What will be on offer for Wales in the referendum that can be called (on bringing in Part 4 of the Government of Wales Act 2006) are not Scottish powers.  They are significantly more limited – there’s no general power to legislate, there’s no power to vary income tax (if only by 3 per cent), and policing, criminal justice and the courts will remain under Westminster’s control. They’re unquestionably better than the status quo – not just  because they mean ‘more powers for the National Assembly’, but because they will create a better system of government in which the powers of each level are clearer, and it’s easier to see who is responsible for which decision or policy.  The 2006 Act a complicated piece of legislation that creates fundamental uncertainty about the powers of the National Assembly, and a complex relationship with UK Government and Parliament about the development of those powers.

The differences between the two sets of survey results aren’t really that surprising; they reflect a desire to ensure parity of esteem for Wales, reflecting how the issue is framed, and also reflect the fact that people simply don’t understand what the 2006 Act means.
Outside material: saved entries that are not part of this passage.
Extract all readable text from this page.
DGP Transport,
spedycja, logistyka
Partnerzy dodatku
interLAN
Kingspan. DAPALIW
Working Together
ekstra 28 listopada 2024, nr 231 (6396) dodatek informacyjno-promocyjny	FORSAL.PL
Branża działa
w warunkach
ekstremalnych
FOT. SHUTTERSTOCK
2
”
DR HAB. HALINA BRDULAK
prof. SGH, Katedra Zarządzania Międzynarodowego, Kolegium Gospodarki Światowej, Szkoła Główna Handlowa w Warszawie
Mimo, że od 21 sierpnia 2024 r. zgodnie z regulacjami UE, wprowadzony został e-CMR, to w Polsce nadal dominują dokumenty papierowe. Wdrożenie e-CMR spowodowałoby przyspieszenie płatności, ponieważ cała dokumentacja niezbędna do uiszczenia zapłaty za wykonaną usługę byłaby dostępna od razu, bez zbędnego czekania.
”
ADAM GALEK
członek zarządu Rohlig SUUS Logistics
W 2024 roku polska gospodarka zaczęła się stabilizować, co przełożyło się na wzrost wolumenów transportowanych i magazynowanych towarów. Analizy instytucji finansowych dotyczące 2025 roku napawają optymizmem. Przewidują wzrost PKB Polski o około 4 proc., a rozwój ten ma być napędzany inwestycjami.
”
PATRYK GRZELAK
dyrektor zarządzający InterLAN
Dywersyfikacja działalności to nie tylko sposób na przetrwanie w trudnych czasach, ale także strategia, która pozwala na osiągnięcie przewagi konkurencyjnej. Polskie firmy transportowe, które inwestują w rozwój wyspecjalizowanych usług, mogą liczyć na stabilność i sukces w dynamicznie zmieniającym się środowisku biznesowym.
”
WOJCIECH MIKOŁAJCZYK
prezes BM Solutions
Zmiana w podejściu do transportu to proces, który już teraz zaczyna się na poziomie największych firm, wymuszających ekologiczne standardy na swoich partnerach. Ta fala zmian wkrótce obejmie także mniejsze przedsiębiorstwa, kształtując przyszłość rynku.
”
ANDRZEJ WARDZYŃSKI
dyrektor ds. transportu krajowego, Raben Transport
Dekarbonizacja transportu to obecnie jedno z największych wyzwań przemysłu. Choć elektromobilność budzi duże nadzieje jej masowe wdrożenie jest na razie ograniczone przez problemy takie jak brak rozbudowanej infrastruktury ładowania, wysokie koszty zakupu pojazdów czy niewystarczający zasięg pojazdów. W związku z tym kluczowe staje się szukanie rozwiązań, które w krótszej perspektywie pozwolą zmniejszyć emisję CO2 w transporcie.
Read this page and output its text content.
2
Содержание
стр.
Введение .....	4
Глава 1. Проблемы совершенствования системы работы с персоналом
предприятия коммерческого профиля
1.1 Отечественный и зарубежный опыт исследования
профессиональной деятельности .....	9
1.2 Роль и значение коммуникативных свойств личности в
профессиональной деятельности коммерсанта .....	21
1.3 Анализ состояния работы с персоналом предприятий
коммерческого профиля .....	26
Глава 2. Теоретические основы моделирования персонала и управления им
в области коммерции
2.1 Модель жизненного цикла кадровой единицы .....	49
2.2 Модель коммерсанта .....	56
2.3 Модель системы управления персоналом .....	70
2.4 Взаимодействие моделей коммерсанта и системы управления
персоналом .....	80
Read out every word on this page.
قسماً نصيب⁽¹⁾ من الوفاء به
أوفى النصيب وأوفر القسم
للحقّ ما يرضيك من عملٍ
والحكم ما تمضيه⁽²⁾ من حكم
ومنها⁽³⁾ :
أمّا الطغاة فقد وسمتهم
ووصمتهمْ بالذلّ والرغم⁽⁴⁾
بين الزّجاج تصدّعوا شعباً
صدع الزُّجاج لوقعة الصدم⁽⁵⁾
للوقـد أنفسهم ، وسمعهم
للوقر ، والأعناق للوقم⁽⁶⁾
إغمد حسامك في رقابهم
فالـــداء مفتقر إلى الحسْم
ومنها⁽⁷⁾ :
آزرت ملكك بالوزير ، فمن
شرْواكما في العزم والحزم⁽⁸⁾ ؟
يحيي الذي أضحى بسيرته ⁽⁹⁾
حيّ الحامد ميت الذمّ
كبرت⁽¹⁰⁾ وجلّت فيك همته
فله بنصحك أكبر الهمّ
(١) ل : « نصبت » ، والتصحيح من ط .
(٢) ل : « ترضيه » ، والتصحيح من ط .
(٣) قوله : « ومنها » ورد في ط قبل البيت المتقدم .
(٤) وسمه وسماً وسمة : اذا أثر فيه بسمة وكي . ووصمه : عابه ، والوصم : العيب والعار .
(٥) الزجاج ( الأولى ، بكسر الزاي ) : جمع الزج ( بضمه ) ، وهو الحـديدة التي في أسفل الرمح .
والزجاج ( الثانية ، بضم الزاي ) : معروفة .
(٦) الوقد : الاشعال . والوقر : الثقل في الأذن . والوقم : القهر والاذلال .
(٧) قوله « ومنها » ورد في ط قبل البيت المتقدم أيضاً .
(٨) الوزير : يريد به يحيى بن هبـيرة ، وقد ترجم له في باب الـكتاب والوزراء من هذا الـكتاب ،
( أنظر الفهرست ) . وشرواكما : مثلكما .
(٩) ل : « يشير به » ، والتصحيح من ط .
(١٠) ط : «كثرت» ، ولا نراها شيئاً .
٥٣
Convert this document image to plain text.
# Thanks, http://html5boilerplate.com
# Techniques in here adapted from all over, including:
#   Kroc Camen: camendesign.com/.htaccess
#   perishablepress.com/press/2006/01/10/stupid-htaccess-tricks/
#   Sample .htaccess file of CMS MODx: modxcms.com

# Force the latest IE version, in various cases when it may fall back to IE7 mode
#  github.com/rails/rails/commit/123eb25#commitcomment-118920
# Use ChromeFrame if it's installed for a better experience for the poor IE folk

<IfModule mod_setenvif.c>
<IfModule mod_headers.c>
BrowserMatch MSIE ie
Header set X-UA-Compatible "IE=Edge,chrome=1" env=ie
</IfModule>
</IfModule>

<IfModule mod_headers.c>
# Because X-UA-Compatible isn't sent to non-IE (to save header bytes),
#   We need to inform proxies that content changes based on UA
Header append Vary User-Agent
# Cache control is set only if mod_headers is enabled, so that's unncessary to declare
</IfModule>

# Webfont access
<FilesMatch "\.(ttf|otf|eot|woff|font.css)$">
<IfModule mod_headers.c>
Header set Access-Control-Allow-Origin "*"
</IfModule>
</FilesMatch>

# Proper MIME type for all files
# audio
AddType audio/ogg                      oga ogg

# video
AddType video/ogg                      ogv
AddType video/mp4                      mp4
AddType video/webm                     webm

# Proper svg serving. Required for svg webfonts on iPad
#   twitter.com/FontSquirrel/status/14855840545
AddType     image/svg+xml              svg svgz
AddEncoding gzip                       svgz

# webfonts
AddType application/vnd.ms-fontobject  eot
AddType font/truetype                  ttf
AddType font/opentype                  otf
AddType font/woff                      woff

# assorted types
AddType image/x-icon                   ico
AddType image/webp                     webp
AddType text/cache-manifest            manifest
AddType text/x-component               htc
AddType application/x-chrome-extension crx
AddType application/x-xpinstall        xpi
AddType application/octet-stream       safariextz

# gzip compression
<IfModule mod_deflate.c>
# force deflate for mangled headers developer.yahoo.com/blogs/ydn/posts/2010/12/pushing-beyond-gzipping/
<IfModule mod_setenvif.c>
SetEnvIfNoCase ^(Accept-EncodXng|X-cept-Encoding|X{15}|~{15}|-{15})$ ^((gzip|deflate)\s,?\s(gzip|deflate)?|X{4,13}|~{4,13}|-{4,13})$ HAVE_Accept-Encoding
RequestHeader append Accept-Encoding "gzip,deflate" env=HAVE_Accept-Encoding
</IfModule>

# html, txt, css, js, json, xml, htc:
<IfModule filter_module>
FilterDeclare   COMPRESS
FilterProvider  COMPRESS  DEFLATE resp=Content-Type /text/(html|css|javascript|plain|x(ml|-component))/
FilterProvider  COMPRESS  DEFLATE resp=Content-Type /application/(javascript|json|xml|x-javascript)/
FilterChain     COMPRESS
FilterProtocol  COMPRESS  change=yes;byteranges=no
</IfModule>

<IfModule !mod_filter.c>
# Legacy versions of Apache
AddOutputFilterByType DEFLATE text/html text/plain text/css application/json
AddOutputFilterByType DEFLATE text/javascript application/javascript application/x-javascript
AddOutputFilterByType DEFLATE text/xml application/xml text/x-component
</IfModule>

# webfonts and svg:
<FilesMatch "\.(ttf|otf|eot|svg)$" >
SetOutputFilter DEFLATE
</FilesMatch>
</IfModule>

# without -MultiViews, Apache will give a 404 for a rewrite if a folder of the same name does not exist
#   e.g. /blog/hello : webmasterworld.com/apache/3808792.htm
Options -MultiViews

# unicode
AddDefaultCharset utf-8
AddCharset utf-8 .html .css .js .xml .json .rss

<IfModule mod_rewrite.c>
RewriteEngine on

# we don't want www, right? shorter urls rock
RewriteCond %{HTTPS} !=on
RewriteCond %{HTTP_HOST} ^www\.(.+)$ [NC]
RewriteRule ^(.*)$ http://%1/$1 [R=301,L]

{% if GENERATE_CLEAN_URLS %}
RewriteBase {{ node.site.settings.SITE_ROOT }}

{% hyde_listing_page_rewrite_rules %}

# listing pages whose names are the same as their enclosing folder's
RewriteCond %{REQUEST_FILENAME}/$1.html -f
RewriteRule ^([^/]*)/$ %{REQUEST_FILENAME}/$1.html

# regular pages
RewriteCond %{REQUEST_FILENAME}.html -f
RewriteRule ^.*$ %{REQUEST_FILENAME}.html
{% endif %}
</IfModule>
Peter Hain, the Secretary of State for Wales, is giving a speech at Cardiff University on Thursday (29 October: 4.15 pm in the Bute Building) where he’s likely to make the case for postponing a referendum – and, implicitly if not explicitly, for the status quo.  Today’s findings suggest strongly that he’s running against public opinion in doing so.  As a committed supporter of devolution, it’s odd that he now seems so timid about it.

UPDATE 28 October: the full results of the poll are available on the YouGov website here.